Expanding on his comments in the previous article, Huang maintains that Chinese courts have been very deferential to the Patent Office.
For starters, that means a low rate of invalidation reversals in the Beijing IP Court, which hears appeals from CNIPA (13% of invalidated patents were reinstated by the Beijing court in its first two years). Huang warns that the resurrection of a patent on appeal will generally happen only when the court finds an “obvious error” in CNIPA’s factual findings.
This “lack of input from the courts”, Huang argues, is the “number one reason for relative vagueness” at the Patent Office, also noting that while the courts have issued numerous judicial interpretations on patent infringement matters, similar documents related to validity have been stalled in draft form for years.
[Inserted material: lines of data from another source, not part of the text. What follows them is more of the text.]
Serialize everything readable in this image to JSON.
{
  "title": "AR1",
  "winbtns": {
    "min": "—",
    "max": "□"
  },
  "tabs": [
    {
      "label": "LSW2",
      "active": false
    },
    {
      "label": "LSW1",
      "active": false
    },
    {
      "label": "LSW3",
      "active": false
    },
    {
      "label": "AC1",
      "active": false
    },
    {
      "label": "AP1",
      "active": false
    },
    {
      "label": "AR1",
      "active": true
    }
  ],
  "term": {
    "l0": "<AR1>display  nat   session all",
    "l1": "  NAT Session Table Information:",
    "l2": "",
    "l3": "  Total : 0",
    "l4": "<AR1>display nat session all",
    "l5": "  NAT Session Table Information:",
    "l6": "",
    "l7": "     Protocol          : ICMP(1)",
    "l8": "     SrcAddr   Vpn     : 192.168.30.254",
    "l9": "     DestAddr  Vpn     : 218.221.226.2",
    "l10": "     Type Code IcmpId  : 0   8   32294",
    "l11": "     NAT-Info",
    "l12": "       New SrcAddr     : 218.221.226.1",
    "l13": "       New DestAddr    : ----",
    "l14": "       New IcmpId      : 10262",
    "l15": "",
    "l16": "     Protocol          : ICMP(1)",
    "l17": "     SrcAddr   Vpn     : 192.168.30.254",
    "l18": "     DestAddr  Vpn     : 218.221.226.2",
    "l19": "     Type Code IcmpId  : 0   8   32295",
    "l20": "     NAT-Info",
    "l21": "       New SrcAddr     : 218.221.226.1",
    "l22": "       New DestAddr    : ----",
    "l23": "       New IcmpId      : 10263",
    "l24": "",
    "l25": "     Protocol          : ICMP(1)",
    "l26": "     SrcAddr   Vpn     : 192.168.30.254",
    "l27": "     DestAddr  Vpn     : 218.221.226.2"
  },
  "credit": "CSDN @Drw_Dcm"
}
He agrees that “very subtle turf fights” between the Patent Office and the IP courts are an “open secret” that can create some unhealthy dynamics in the Chinese patent system.
The Chinese courts have worked for years to increase predictability by developing a pseudo-precedent system whereby courts publish guiding cases, to which later litigants can refer. CNIPA has taken similar steps, publishing a book of its own case law last year and highlighting its top 10 invalidity cases each year.
Huang reports that his experience of using these resources to support validity arguments has been mixed, with some examiners more receptive than others. “We don’t know whether those cases are very weighty and have real guidance to examiners,” he admits, making it questionable how much they will do to increase predictability.
Among foreign companies there is some wariness about the Patent Office, which is seen as potentially more susceptible to external influence than the IP courts. This year, CNIPA selected as one of its top 10 validity cases a decision in which a patent owned by NPE PanOptis was upheld in the face of a challenge by Huawei. The other selected cases involving foreign patentees (Nichia and Takeda Pharmaceutical) also resulted in a valid patent. Data on invalidity rates by nationality would be an interesting angle for future investigation.
Gu insists that “communication with the examining team is very important” and offers a way to mitigate some of the uncertainty. In past cases, she says that her team has been invited to the CNIPA offices to further explain their arguments – meetings that they have recently been conducting via Zoom.
In Gu’s view, the key to success is a top team and intensive research. One key difference to the United States is that in China, “you can use prior use evidence like a smartphone” to make your case, rather than strictly publications.
But overall, most of the uncertainty around validity in China is much like that in other key IP jurisdictions. “There is nothing new under the sun, and that holds true in the patent field,” Wang points out. “You can always find some combination of prior art that looks similar to the invention.”